Когда, в конце концов, мне прислали 105-ю дивизию, то, во-первых, было уже поздно, а во-вторых, дивизия эта, ополченская, при первом же напоре противника отступила так поспешно, что только отягчила наше положение.
Между тем противник спешно стягивал со всех сторон подкрепления. На схеме австрийского официального описания войны впоследствии я увидел по крайней мере 15 полков, действовавших против моего фронта, не считая всяких сборных команд. Постепенно сжималось австро-германское кольцо вокруг прорвавшихся дивизий. Полк. Марков, занимавший выдвинутое положение у Яблонки, по телефону докладывал мне:
— Очень оригинальное положение. Веду бой на все четыре стороны. Так трудно, что даже весело!
Теперь, с некоторой уже «исторической перспективы», взирая на эти далекие события, испытываю все то же чувство глубокого умиления и гордости перед неугасимым воинским духом, доблестью и самоотверженным патриотизмом моих соратников по Железной дивизии.
Не только Маркову, но и всей дивизии в течение двух суток (20 и 21 окт.) пришлось драться фронтом на все четыре стороны. И не только паники, ни малейшего падения духом, ни малейшего колебания не было в рядах моих славных стрелков.
К утру 22 окт., распоряжением командира корпуса, дивизия была отведена к с. Комарово.
Прорыв был ликвидирован, не принеся нам пользы…
Усилившийся противник еще в продолжение 2-х недель вел бесплодные атаки против Чарторийского фронта, неизменно отбиваемые русскими войсками. Железная дивизия в последний раз, 9 ноября, переходила всем своим фронтом в контратаку, разбив австро-германцев и нанеся им большой урон. Всего за Чарторийскую операцию мы взяли нераненых пленных 8½ тысяч.
С половины ноября на нашем фронте наступило полное затишье, длившееся до весны 1916 года. Первый наш отдых от начала войны.
Итак, поставленная 8-й армии тактическая задача была выполнена: мы прочно утвердились на Стыри. Но Ставка и штаб главнокомандующего обратили внимание на то, что были упущены неожиданно открывшиеся стратегические возможности. Следовательно, надо было найти виновного. И тут опять сказались некоторые характерные черты Брусилова.
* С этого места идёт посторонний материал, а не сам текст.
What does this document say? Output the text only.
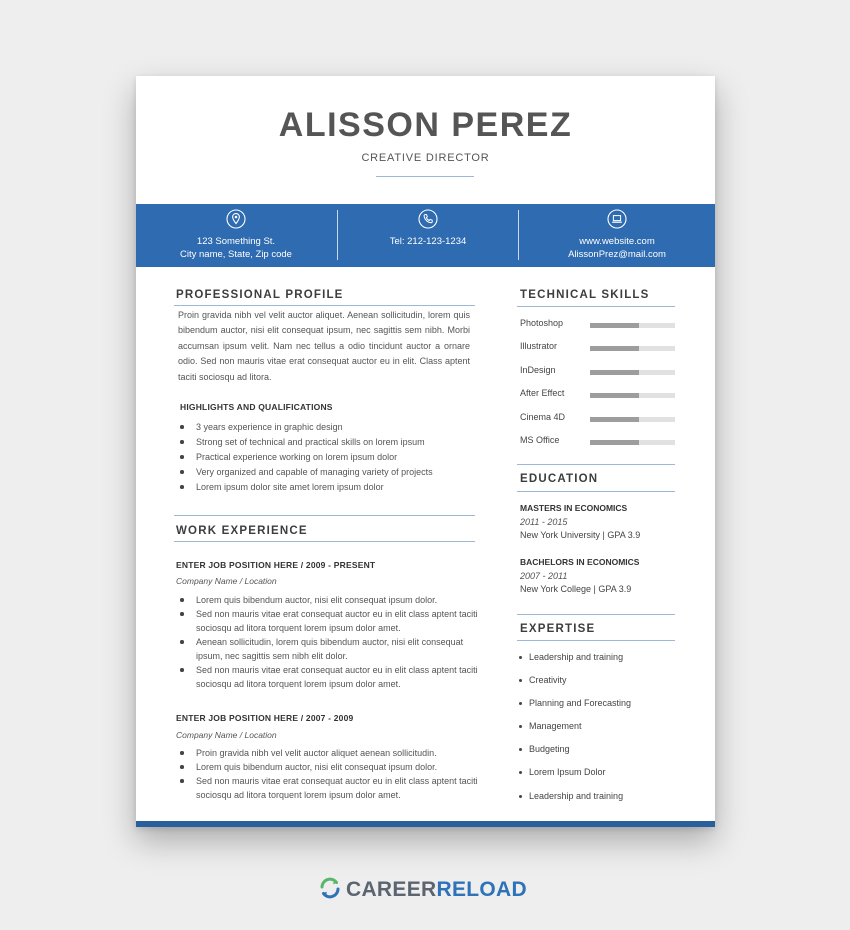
ALISSON PEREZ
CREATIVE DIRECTOR
123 Something St.
City name, State, Zip code
Tel: 212-123-1234	www.website.com
AlissonPrez@mail.com
PROFESSIONAL PROFILE
Proin gravida nibh vel velit auctor aliquet. Aenean sollicitudin, lorem quis bibendum auctor, nisi elit consequat ipsum, nec sagittis sem nibh. Morbi accumsan ipsum velit. Nam nec tellus a odio tincidunt auctor a ornare odio. Sed non mauris vitae erat consequat auctor eu in elit. Class aptent taciti sociosqu ad litora.
HIGHLIGHTS AND QUALIFICATIONS
3 years experience in graphic design
Strong set of technical and practical skills on lorem ipsum
Practical experience working on lorem ipsum dolor
Very organized and capable of managing variety of projects
Lorem ipsum dolor site amet lorem ipsum dolor
WORK EXPERIENCE
ENTER JOB POSITION HERE / 2009 - PRESENT
Company Name / Location
Lorem quis bibendum auctor, nisi elit consequat ipsum dolor.
Sed non mauris vitae erat consequat auctor eu in elit class aptent taciti sociosqu ad litora torquent lorem ipsum dolor amet.
Aenean sollicitudin, lorem quis bibendum auctor, nisi elit consequat ipsum, nec sagittis sem nibh elit dolor.
Sed non mauris vitae erat consequat auctor eu in elit class aptent taciti sociosqu ad litora torquent lorem ipsum dolor amet.
ENTER JOB POSITION HERE / 2007 - 2009
Company Name / Location
Proin gravida nibh vel velit auctor aliquet aenean sollicitudin.
Lorem quis bibendum auctor, nisi elit consequat ipsum dolor.
Sed non mauris vitae erat consequat auctor eu in elit class aptent taciti sociosqu ad litora torquent lorem ipsum dolor amet.
TECHNICAL SKILLS
Photoshop
Illustrator
InDesign
After Effect
Cinema 4D
MS Office
EDUCATION
MASTERS IN ECONOMICS
2011 - 2015
New York University | GPA 3.9
BACHELORS IN ECONOMICS
2007 - 2011
New York College | GPA 3.9
EXPERTISE
Leadership and training
Creativity
Planning and Forecasting
Management
Budgeting
Lorem Ipsum Dolor
Leadership and training
CAREERRELOAD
Историю нашего прорыва в своих записках он излагает так:
«Два соседа, корпусные командиры, 30-го и 40-го, сговориться не сумели и только друг на друга жаловались. Виновного в нерешительности (!) командира 40-го корпуса (ген. Воронин) пришлось сместить, но время было упущено, германцы успели прислать серьезную поддержку своим разбитым частям».
Таким образом, ген. Воронин, войска которого вторглись глубоко в неприятельское расположение и этим создали, неиспользованную свыше, возможность, был отрешен от командования, а ген. Заиончковский, не исполнивший приказа и не тронувшийся с места во все время прорыва, остался безнаказанным.
* * *
5-го сентября Государь назначил вел. кн. Николая Николаевича главнокомандующим на Кавказ и сам вступил в верховное командование российскими вооруженными силами. Этому предшествовали безрезультатные попытки целого ряда политических деятелей, в том числе и письменное обращение восьми министров, предостеречь Царя от опасного шага. Мотивами выставлялась прежде всего трудность совмещения управления государством и военного командования. Оппозиционные министры докладывали, что при таком решении Государя и особенно принимая во внимание отсутствие какой-либо правительственной программы по общей политике и коренное расхождение их во взглядах с председателем Совета министров Горемыкиным[ 88], они «теряют веру и возможность служить с пользой ему (Царю) и родине». Другим официальным мотивом был — риск брать на себя полную ответственность за армию в тяжкий период ее неудач.
А мотивы, волновавшие очень многих, но не высказываемые официально, были — страх, что отсутствие военных знаний и опыта у нового Верховного главнокомандующего осложнят и без того трудное положение армии, и опасение, что на ней отразится влияние Распутина[ 89].
Знаменательному акту предшествовали следующие обстоятельства.
Императрица Александра Федоровна совершенно без всяких оснований заподозрила вел. кн. Николая Николаевича, человека не только абсолютно лояльного к Государю, но и с некоторым мистицизмом относившегося к легитимной монархии, в желании вредить Николаю II и даже узурпировать его власть. Ныне стали достоянием гласности ее письма, в которых Государыня десятки раз, с настойчивостью и страстностью, поистине болезненными, предупреждает мужа о грозящей ему со стороны Николая Николаевича, опасности.